From the Book of Self-Reliance, to the search for the Root-Causes of the behavior of “Typical White People”…
The latest from Obama - check the emphasis & enjoy.
http://www.politico.com/blogs/bensmith/0408/Obama_on_smalltown_PA_Clinging_religion_guns_xenophobia.html
- MuscleDaddy
April 13th, 2008 at 7:00 am
I disagree with this statement in the article:
and the seeming indifference of much of the country to black America’s fate. ”

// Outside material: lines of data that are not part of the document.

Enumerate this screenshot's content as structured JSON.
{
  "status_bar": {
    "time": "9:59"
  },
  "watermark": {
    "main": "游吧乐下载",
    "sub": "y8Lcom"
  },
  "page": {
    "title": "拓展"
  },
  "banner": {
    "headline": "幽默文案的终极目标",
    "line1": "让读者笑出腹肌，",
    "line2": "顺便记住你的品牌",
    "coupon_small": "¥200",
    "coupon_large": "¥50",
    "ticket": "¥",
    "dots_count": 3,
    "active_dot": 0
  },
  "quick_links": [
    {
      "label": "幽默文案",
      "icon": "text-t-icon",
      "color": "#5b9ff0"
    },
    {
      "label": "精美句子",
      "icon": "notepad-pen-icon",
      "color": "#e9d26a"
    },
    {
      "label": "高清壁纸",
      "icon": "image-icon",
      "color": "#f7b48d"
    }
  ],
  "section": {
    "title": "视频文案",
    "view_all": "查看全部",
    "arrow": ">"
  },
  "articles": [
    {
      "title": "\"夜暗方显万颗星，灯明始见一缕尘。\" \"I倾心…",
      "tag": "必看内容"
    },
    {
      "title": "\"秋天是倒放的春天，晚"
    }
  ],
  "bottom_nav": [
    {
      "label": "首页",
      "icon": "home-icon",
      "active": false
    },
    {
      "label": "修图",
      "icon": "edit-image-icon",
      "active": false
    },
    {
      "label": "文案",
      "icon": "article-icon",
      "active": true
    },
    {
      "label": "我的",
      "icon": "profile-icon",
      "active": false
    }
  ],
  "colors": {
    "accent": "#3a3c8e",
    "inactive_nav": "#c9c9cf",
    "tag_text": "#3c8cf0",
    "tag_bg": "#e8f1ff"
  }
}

Many (dare I say most?) conservatives are horrified at the decline of black culture and the double jeapardy it can impose on individuals who by all rights should enjoy all the opportunities and benefits of the American system, but who are hobbled out of the starting gate by poor family support (fathers), low economic status, and low to downright criminal expectations which are somehow actually supported by certain aspects of the current black culture. It’s Liberals who don’t give a damn, as long as blacks keep voting Democrat. Liberals have always been the most vociferous of those calling for ‘helping’ minorities achieve parity in this country, and it is those voices which have fallen silent, while it has become politically incorrect to point out the failings of blacks and black culture for all but the Cosby’s of the world.
That is why it is so quiet out there.
April 13th, 2008 at 9:11 am
West, you nailed it.
And yes as long as black folks keep themselves under the thumb of Democratic Party slave masters, thees black folks who are just too damm dumb to resurrect themselves from their malaise will continue to suffer.

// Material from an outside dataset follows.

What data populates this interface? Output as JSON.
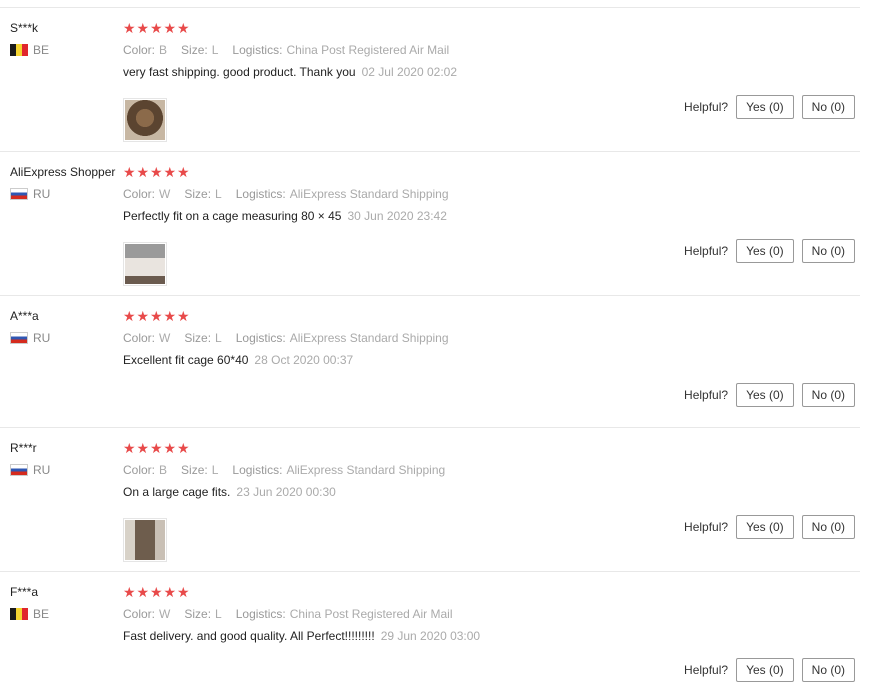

It is a ridiculous statement to say folks don’t care or are “indifference” the goal is to have everyone prosper it’s simply is better for the nation overall.
This stupid notion that America, Republicans, white people, want to keep black folks down is just perpetuating the “us vs them” “black vs white” bullshit needed to keep black folks on the political plantation.
April 24th, 2008 at 6:05 pm
Bill is right. Every society and race has suffered. Whites at the hands of whites, blacks at the hands of whites, and blacks at the hands of blacks. I am sure I left people out and my apologies. Every flag has blood on it. There is no such thing as WHITE suburbs in America. Maybe at one time. I have been in suburbs and affluent areas all across this country. The only people that are not represented are blacks. But that is through no one’s fault but blacks. There are middle eastern, asian, hispanic, white, and anyone else you can classify. Nearly all of them out there risking it daily for what they want in life. Participating. Blacks do not. Is it easy? No. Is the world fair? No. Can you overcome? Yes. Especially if more blacks elect to listen to role models like Cosby. What is more likely is they will just call him an Uncle Tom and dismiss him.